To evaluate immunization procedures in cancer patients, it is important to define which biological parameters reflecting a specific immune response to the vaccine should be followed. One of these may be the recruitment or expansion of clonally amplified T-cell subpopulations previously primed by tumor-specific antigen that could be detected in tiny samples by CDR3 length analysis of T-cell receptor Vβ transcripts.
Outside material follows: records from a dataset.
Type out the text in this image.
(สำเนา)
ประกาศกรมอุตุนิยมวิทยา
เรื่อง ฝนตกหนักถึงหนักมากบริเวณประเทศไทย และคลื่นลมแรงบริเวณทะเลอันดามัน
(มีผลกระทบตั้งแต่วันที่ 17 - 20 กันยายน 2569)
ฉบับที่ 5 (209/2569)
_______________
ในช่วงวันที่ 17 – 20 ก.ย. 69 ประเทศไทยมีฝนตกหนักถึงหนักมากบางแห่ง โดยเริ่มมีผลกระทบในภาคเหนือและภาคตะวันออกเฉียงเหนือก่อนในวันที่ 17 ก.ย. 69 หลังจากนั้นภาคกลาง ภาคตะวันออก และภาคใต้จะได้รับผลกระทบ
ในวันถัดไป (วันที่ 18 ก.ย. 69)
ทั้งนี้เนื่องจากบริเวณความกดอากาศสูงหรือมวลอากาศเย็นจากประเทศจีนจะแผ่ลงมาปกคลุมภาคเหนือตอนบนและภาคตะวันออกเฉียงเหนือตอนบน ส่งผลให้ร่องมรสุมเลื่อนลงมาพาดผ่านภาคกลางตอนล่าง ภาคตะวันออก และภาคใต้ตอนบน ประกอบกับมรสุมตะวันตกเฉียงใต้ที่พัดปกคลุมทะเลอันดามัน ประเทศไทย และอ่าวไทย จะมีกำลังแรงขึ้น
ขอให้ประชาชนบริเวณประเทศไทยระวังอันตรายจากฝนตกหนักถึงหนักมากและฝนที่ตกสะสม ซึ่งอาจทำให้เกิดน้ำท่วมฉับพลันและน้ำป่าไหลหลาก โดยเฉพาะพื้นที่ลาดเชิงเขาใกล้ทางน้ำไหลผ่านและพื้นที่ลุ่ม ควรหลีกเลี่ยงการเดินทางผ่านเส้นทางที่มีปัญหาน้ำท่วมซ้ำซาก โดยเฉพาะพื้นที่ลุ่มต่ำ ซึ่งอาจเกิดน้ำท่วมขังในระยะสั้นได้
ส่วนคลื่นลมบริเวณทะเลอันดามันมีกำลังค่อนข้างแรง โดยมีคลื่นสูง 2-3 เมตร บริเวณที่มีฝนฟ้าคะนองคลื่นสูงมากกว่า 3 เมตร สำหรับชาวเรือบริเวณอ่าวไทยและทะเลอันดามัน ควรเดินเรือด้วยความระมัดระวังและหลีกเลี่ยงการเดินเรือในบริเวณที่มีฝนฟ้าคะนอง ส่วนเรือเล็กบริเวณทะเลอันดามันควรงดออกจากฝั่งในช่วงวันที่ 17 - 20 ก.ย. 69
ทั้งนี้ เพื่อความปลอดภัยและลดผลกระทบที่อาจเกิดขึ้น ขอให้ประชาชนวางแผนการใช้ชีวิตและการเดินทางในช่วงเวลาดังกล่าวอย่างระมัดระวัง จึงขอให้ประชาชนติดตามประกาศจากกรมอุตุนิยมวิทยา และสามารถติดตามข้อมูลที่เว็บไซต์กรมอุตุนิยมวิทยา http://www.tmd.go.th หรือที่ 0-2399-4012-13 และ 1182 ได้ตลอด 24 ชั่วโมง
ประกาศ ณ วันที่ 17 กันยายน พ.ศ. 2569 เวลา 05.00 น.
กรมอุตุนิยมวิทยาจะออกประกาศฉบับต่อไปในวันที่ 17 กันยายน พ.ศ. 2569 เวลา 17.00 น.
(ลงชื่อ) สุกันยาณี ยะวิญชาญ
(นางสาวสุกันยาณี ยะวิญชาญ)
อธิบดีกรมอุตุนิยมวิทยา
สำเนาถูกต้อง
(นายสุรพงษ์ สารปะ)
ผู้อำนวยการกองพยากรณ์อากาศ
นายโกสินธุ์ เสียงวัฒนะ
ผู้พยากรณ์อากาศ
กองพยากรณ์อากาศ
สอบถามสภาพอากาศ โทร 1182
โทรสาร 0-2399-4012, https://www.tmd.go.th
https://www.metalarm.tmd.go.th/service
To evaluate this procedure, we studied one patient with metastatic colorectal adenocarcinoma who had received 4 intradermal injections of irradiated autologous tumor cells plus IL-2 on days 1, 8, 15 and 36. Skin tests for delayed type hypersensitivity (DTH) reaction to irradiated autologous tumor cells were performed on days 1 and 43. Although no change was observed in day 43 PBMCs, some recurrent transcripts were detected with similar CDR3 size patterns in both vaccine and DTH sites. Fine analysis of these Vβ-Cβ PCR products with Jβ primers confirmed that transcripts with similar length were recruited in both vaccine and DTH sites. Induction of an inflammatory response in both DTH and vaccine sites may therefore be associated with the recruitment of few T-cell clonotypes. In addition, a Vβ15-Jβ2.5 transcript similar to those detected in vaccine and DTH sites was also identified in enzymatically dissociated tumor cells and in a tumor fragment. Sequencing confirmed that an identical junctional sequence was shared by Vβ15-Jβ2.5 transcripts from both DTH and tumor samples. Our results indicate that a T-cell clone similar to the one amplified in the tumor was recruited at the vaccine and DTH reaction sites. We therefore suggest that such an approach would be useful in assessing specific expansion of T-cell clones induced by cancer vaccines. Int. J. Cancer 71: 972-977, 1997. © 1997 Wiley-Liss Inc.